Beş dakika sonra denizdeydik. Sahilde bizi izleyen diğer kadına bakıyordum. Birde pantolonumun içindeki cüzdana. Kucağımdaydı kadın. Dalgalar bizi taşıyordu. Akıntı arada dengemizi bozsada ritmi yakalamıştık. Korsan kancası gibi saplamıştım ona. Bazen elimden kurtuluyor ancak kancanın ucunda olduğu için geri geliyordu. Sürekli birşeye küfrediyordu. Bir ara diğer kadına ve fransıza baktım. Onlarda ritmi yakalamışlardı. Altımızda yüzlerce balık toplanmış bizi izliyor olmalıydı. Ne yaptığımızı anlamaya çalışıyorlardı muhtemelen. Beş dakika sonra kadınlar sırtını birbirine dayadı. Diğer çiftin yakaladığı ritmi kucağımdaki kadında hissediyordum. Serin deniz içinde bir fırtına kopuyordu. Yukarı aşağı, sağa sola savruluyorduk. Uzayda seks... Kadınların çığlıklarını ağızlarına giren dalgalar bölüyordu. Herşey mükemmeldi. Sonra birşey oldu. Ay, bulutların arasından yüzünü gösterdi, ya da soğuk ege suyu beni kendime getirdi. Birden kucağımdaki kadın yaşlanmaya başladı. “Ne oluyor lan?” dedim. Kadının gözleri etrafındaki çizgiler derinleşti. Ağzının kenarında ince vadiler oluşmaya başladı. Onu kucağımdan atmak istediğim ancak bacaklarını belime öyle sarmıştı ki bırakamadım. Gözlerinde sekiz çizgi saydım. Küçük ağzının kenarında üç tane…
Az önce barda yirmilik kızlar gibi dansden, parıldayan kadınlar bunlar mıydı? Yoksa cadı mıydı bu kadınlar? Diğer kadına baktım. Başını arada bize çeviriyordu. Sarı saçları arasından yüzünü görüyordum. İçeri doğru büzülmüş ağzını farkettim.

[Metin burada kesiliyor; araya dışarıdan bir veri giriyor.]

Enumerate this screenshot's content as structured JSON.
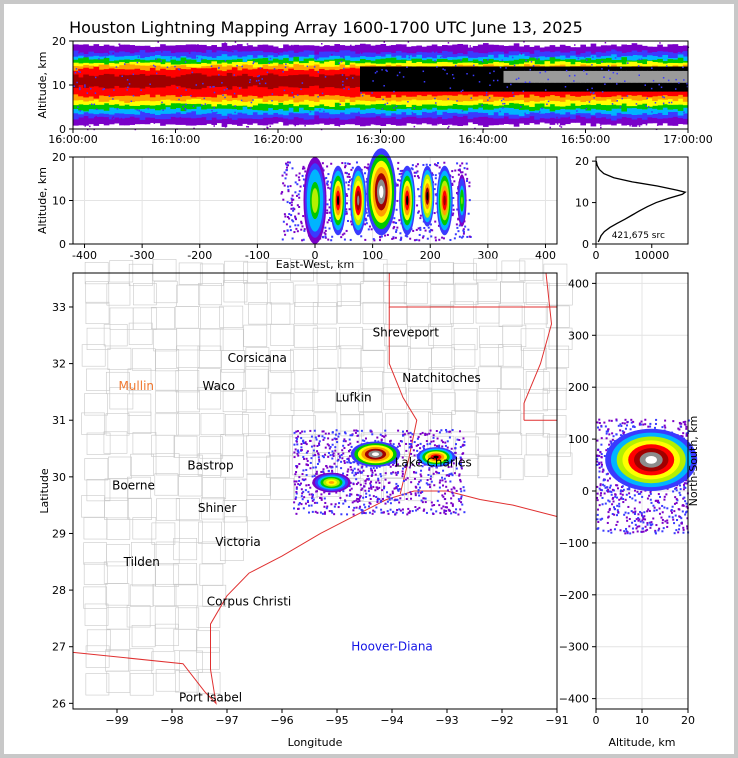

Yüzüne fırlatılan şehvetin resmi onu daha korkunç kılıyordu. Bu düşüncelerle erken geldim. Kumsala sürünerek çıktım ve uzandım. On dakika sonra diğerleri geldi. Kadın, yanıma uzandı. Başını göğsüme dayadı. Birer sigara yaktık. Mümkün olduğunca yüzüne bakmak istemiyordum. Ne yapacaklardı acaba? Bizi kurban mı edecekti cadılar? Fransız’ı onlara bırakıp kaçmayı düşündüm oradan. Sonra “Kendine gel.” dedim. “Cadı diye birşey yoktur!”
Biraz sonra sarışın kadın güneş doğmadan önce gitmek istediklerini söyledi.
Canıma minnet. “Sizi nereye bırakalım?” dedim.
“Şoförümüz var.” dedi.
Cadıların bazı erkekleri köleleştirdiklerini okumuştum.
“Kimsiniz lan siz!” diye bağırdım içimden.
Şehrin meydanına yürüdük. Telefon numaralarımızı değiştik. Sonra lüks bir araba belirdi gecenin içinde. Onlarla gelmek isteyip istemediğimi sordular. Teşekkür ettim. Şoför kapılarını açtı ve kısa boylu cadılar sırayla araba içinde kayboldular. Fransız onlarla gitti. Arabaya binmeden önce elini sıktım tek kelime konuşmadığım hemcinsimin. Hüzünlü bir veda oldu. Gecenin içinde hızla kayboldu siyah araç… Arkama baktım. Belediye binasının önündeydim. Uzun palmiye ağaçları altına oturdum ve bir sigara yaktım. Saate baktım. Otobüsün hareketine iki saat vardı. Kalktım ve o araca binseydim neler olacağını düşünerek, kararlı, bazende pişman, yürüdüm yabancı şehrin soğuk mermer taşlarında…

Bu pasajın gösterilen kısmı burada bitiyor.